Na sede da Igreja Atitude tivemos o culto normalmente. A gente não vai fechar a igreja, porque quem quer ir lá cultuar tem que estar aberto. Então a nossa postura tem sido essa, cuidados, álcool gel disponível, não fazendo o culto nenhum evento de abraço, beijo, pegar na mão, nada disso. Temos médicas de plantão dando orientações. A gente não impediu as pessoas de cultuar a Deus. Acho que a gente não tem esse direito não.

Ana Nóbrega

Eu também estou tomando todos os cuidados no que diz respeito ao novo coronavírus, me cuidando, cuidando da minha casa e também protegendo aos que são mais vulneráveis. Nós, como povo de Deus, temos que dar o exemplo.

Quanto à agenda estou tranquila, lembrando da palavra que diz que: ‘Tudo vai acontecer se Deus quiser’. É assim que a palavra nos diz para orar e declarar. Minha agenda segue normal até que haja uma segunda ordem dos governantes do nosso estado, dos demais estados do Brasil. Sei que Deus está no no controle de tudo.

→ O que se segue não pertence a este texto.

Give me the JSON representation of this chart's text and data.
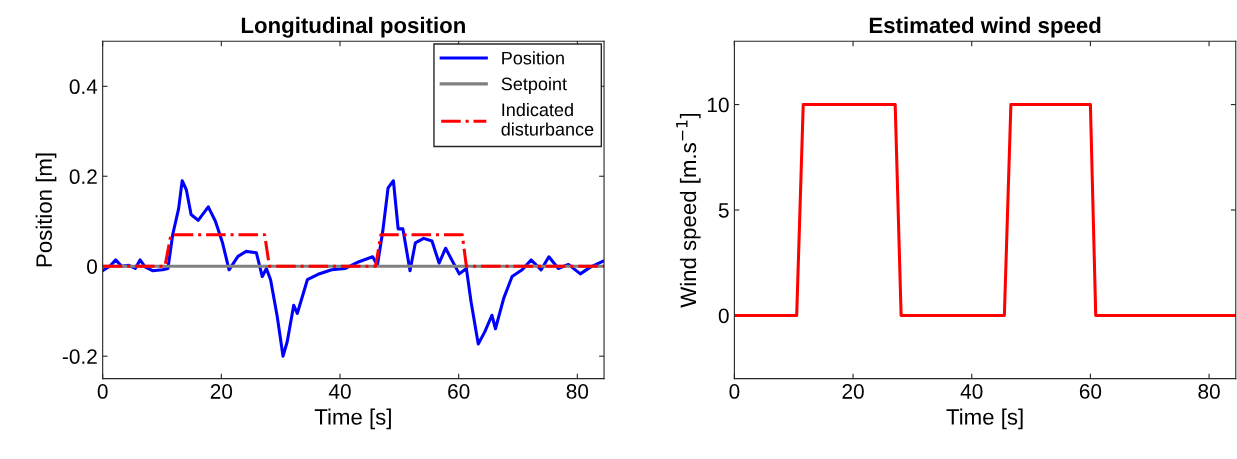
{
  "chart_data": [
    {
      "type": "line",
      "title": "Longitudinal position",
      "xlabel": "Time [s]",
      "ylabel": "Position [m]",
      "xlim": [
        0,
        84.5
      ],
      "ylim": [
        -0.25,
        0.5
      ],
      "xticks": [
        0,
        20,
        40,
        60,
        80
      ],
      "yticks": [
        {
          "value": -0.2,
          "label": "-0.2"
        },
        0,
        0.2,
        0.4
      ],
      "grid": false,
      "legend": "top right",
      "series": [
        {
          "name": "Position",
          "color": "#0000ff",
          "line_style": "solid",
          "x": [
            0,
            1.2,
            2.2,
            3.2,
            4.4,
            5.5,
            6.3,
            7.2,
            8.4,
            10.1,
            11.0,
            11.8,
            12.8,
            13.4,
            14.1,
            14.9,
            16.1,
            17.8,
            19.0,
            20.2,
            21.3,
            22.8,
            24.2,
            25.9,
            26.9,
            27.6,
            28.3,
            29.4,
            30.4,
            31.1,
            32.2,
            32.8,
            34.5,
            36.3,
            38.6,
            40.9,
            43.2,
            45.5,
            46.3,
            47.2,
            48.1,
            49.0,
            49.8,
            50.6,
            51.8,
            52.7,
            54.1,
            55.5,
            56.7,
            57.8,
            59.0,
            60.1,
            61.3,
            62.1,
            63.3,
            64.4,
            65.6,
            66.2,
            67.6,
            69.0,
            70.7,
            72.2,
            73.9,
            75.2,
            76.8,
            78.5,
            80.5,
            82.2,
            84.3
          ],
          "values": [
            -0.01,
            0.0,
            0.014,
            0.0,
            0.002,
            -0.005,
            0.014,
            -0.002,
            -0.01,
            -0.008,
            -0.005,
            0.07,
            0.128,
            0.19,
            0.17,
            0.115,
            0.102,
            0.132,
            0.1,
            0.052,
            -0.008,
            0.022,
            0.033,
            0.03,
            -0.023,
            -0.005,
            -0.03,
            -0.11,
            -0.2,
            -0.168,
            -0.087,
            -0.105,
            -0.03,
            -0.018,
            -0.008,
            -0.005,
            0.01,
            0.021,
            0.002,
            0.077,
            0.174,
            0.19,
            0.083,
            0.083,
            -0.01,
            0.052,
            0.062,
            0.056,
            0.007,
            0.04,
            0.01,
            -0.017,
            -0.005,
            -0.08,
            -0.173,
            -0.146,
            -0.109,
            -0.139,
            -0.071,
            -0.023,
            -0.008,
            0.014,
            -0.008,
            0.021,
            -0.005,
            0.004,
            -0.017,
            -0.002,
            0.011
          ]
        },
        {
          "name": "Setpoint",
          "color": "#808080",
          "line_style": "solid",
          "x": [
            0,
            84.5
          ],
          "values": [
            0,
            0
          ]
        },
        {
          "name": "Indicated\ndisturbance",
          "color": "#ff0000",
          "line_style": "dashdot",
          "x": [
            0,
            10.5,
            11.5,
            27.3,
            28.1,
            46.0,
            46.9,
            60.6,
            61.3,
            84.5
          ],
          "values": [
            0,
            0,
            0.07,
            0.07,
            0,
            0,
            0.07,
            0.07,
            0,
            0
          ]
        }
      ]
    },
    {
      "type": "line",
      "title": "Estimated wind speed",
      "xlabel": "Time [s]",
      "ylabel": "Wind speed [m.s$^{−1}$]",
      "xlim": [
        0,
        84.5
      ],
      "ylim": [
        -3,
        13
      ],
      "xticks": [
        0,
        20,
        40,
        60,
        80
      ],
      "yticks": [
        0,
        5,
        10
      ],
      "grid": false,
      "legend": false,
      "series": [
        {
          "color": "#ff0000",
          "line_style": "solid",
          "x": [
            0,
            10.5,
            11.6,
            27.1,
            28.1,
            45.5,
            46.6,
            60.0,
            60.9,
            84.5
          ],
          "values": [
            0,
            0,
            10,
            10,
            0,
            0,
            10,
            10,
            0,
            0
          ]
        }
      ]
    }
  ]
}
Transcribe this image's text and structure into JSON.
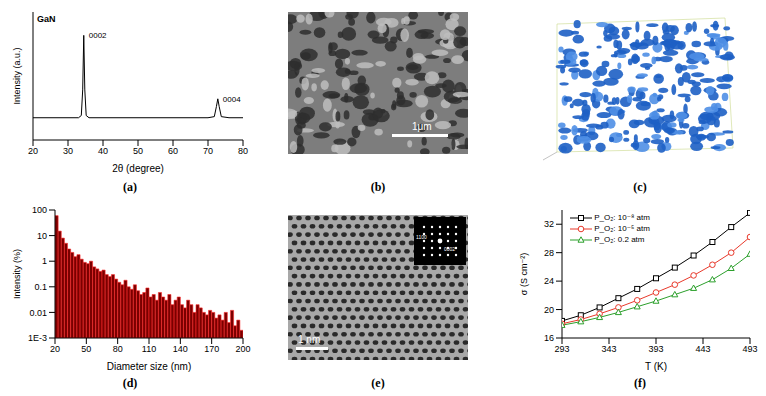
{
  "chart_data": [
    {
      "type": "line",
      "caption": "(a)",
      "xlabel": "2θ (degree)",
      "ylabel": "Intensity (a.u.)",
      "x": [
        20,
        30,
        33,
        33.8,
        34.2,
        34.5,
        34.8,
        35.2,
        36,
        40,
        50,
        60,
        70,
        71.8,
        72.4,
        72.8,
        73.2,
        73.8,
        76,
        80
      ],
      "values": [
        0.2,
        0.2,
        0.2,
        0.22,
        0.45,
        0.94,
        0.45,
        0.22,
        0.2,
        0.2,
        0.2,
        0.2,
        0.2,
        0.21,
        0.3,
        0.37,
        0.3,
        0.21,
        0.2,
        0.2
      ],
      "color": "#000000",
      "xlim": [
        20,
        80
      ],
      "xticks": [
        20,
        30,
        40,
        50,
        60,
        70,
        80
      ],
      "ylim": [
        0,
        1.15
      ],
      "tick_labels": "x",
      "annotations": [
        {
          "text": "GaN"
        },
        {
          "text": "0002",
          "x": 34.5
        },
        {
          "text": "0004",
          "x": 72.8
        }
      ]
    },
    {
      "type": "histogram",
      "caption": "(d)",
      "xlabel": "Diameter size (nm)",
      "ylabel": "Intensity (%)",
      "bins": [
        20,
        23,
        26,
        29,
        32,
        35,
        38,
        41,
        44,
        47,
        50,
        53,
        56,
        59,
        62,
        65,
        68,
        71,
        74,
        77,
        80,
        83,
        86,
        89,
        92,
        95,
        98,
        101,
        104,
        107,
        110,
        113,
        116,
        119,
        122,
        125,
        128,
        131,
        134,
        137,
        140,
        143,
        146,
        149,
        152,
        155,
        158,
        161,
        164,
        167,
        170,
        173,
        176,
        179,
        182,
        185,
        188,
        191,
        194,
        197,
        200
      ],
      "values": [
        60,
        15,
        8,
        5,
        3,
        2.2,
        1.5,
        1.8,
        1.2,
        0.9,
        0.8,
        1.0,
        0.6,
        0.5,
        0.4,
        0.45,
        0.3,
        0.25,
        0.3,
        0.2,
        0.15,
        0.12,
        0.18,
        0.1,
        0.08,
        0.12,
        0.07,
        0.05,
        0.06,
        0.09,
        0.04,
        0.05,
        0.03,
        0.06,
        0.04,
        0.03,
        0.05,
        0.02,
        0.03,
        0.04,
        0.02,
        0.015,
        0.03,
        0.02,
        0.01,
        0.02,
        0.015,
        0.01,
        0.008,
        0.012,
        0.01,
        0.006,
        0.008,
        0.005,
        0.01,
        0.004,
        0.012,
        0.003,
        0.005,
        0.002
      ],
      "color": "#7a0000",
      "xlim": [
        20,
        200
      ],
      "xticks": [
        20,
        50,
        80,
        110,
        140,
        170,
        200
      ],
      "ylim": [
        0.001,
        100
      ],
      "yticks": [
        {
          "value": 0.001,
          "label": "1E-3"
        },
        0.01,
        0.1,
        1,
        10,
        100
      ],
      "log": "y"
    },
    {
      "type": "line",
      "caption": "(f)",
      "xlabel": "T (K)",
      "ylabel": "σ (S cm⁻²)",
      "x": [
        293,
        313,
        333,
        353,
        373,
        393,
        413,
        433,
        453,
        473,
        493
      ],
      "series": [
        {
          "name": "P_O₂: 10⁻⁸ atm",
          "color": "#000000",
          "marker": "square",
          "values": [
            18.4,
            19.2,
            20.3,
            21.6,
            22.9,
            24.4,
            25.9,
            27.6,
            29.5,
            31.6,
            33.6
          ]
        },
        {
          "name": "P_O₂: 10⁻⁵ atm",
          "color": "#e8392b",
          "marker": "circle",
          "values": [
            18.0,
            18.6,
            19.4,
            20.3,
            21.3,
            22.4,
            23.5,
            24.8,
            26.3,
            28.0,
            30.2
          ]
        },
        {
          "name": "P_O₂: 0.2 atm",
          "color": "#2ca02c",
          "marker": "triangle",
          "values": [
            17.8,
            18.3,
            18.9,
            19.6,
            20.4,
            21.2,
            22.1,
            23.0,
            24.2,
            25.8,
            27.8
          ]
        }
      ],
      "xlim": [
        293,
        493
      ],
      "xticks": [
        293,
        343,
        393,
        443,
        493
      ],
      "ylim": [
        16,
        34
      ],
      "yticks": [
        16,
        20,
        24,
        28,
        32
      ],
      "legend": "upper left"
    }
  ],
  "images": [
    {
      "caption": "(b)",
      "scale_bar": "1μm"
    },
    {
      "caption": "(c)"
    },
    {
      "caption": "(e)",
      "scale_bar": "1 nm",
      "inset_labels": [
        "1100",
        "0002"
      ]
    }
  ]
}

Enquanto eu atendo todas as recomendações que nos estão sendo passadas, eu cuido da minha casa, coloco tudo em ordem, faço aquilo que posso fazer, sem medo, sem pânico e declarando que o Senhor Jesus está cuidando do Rio de Janeiro, cuidando do Brasil e nós seremos guardados desse tão terrível mal. Deus abençoe você e abençoe a sua casa, em nome de Jesus.

Pr. Pedrão

O coronavírus surpreendeu e pegou muitas pessoas despreparadas, a gente precisa se preparar já. Eu acho que a questão do coronavírus é educacional. Porque talvez isso se torna uma constante, na velocidade que o mundo vai, também na questão da globalização. Afeta na agenda óbvio, então existe a questão presencial dos cultos, cursos, treinamentos, mas a gente tem também o recurso da tecnologia. A gente pode levar a igreja até as pessoas que não podem ir. Tem pessoas que estão desmarcando o casamento, encontros, congressos, que são medidas preventivas. Eu acho que isso é correto. Mas é preciso trazer uma palavra de esperança, de que nem tudo é para sempre. Eles estão tendo um controle perfeito, não é excessivo para evitar o caos. Então porque os hospitais não têm condições de atender a demanda, caso ela seja o esperado, então preventivamente diminuindo a quantidade de pessoas para não gerar problema. A Comunidade Batista do Rio obedeceu às autoridades de imediato, suspendendo o culto, apesar do decreto autorizar ter culto. Mas achei por bem preservar as ovelhas. Cada um na sua casa e foi tudo bem graças a Deus. Tem atrapalhado um pouco, mas também não é vital. As pessoas entendem o momento e bola para frente.

Rose Nascimento 

O vírus no momento tem nos afetado no sentido de incertezas sobre eventos futuros, viagens e tudo mais relacionado.

Porém, temos fé e certeza em Deus de que isso vai passar logo e não seremos tão afetados como os outros países foram.

Sarando a Terra Ferida

Estamos com alguns eventos sendo adiados e outros cancelados. Isso prejudica muito o funcionamento de nossa agenda. Mas continuamos com fé e oração para que este momento seja bem passageiro e que esse vírus não afete a nossa gente como nos outros países . 

Oramos também por aqueles já infectados, que o Senhor tenha misericórdia. Devemos cumprir o que nossos governantes sugerem e precisamos nos cuidar. Vamos orar, povo. Tenhamos fé. Nosso país é de clima quente, parece que o vírus não resiste a uma temperatura de 26 - 27 graus.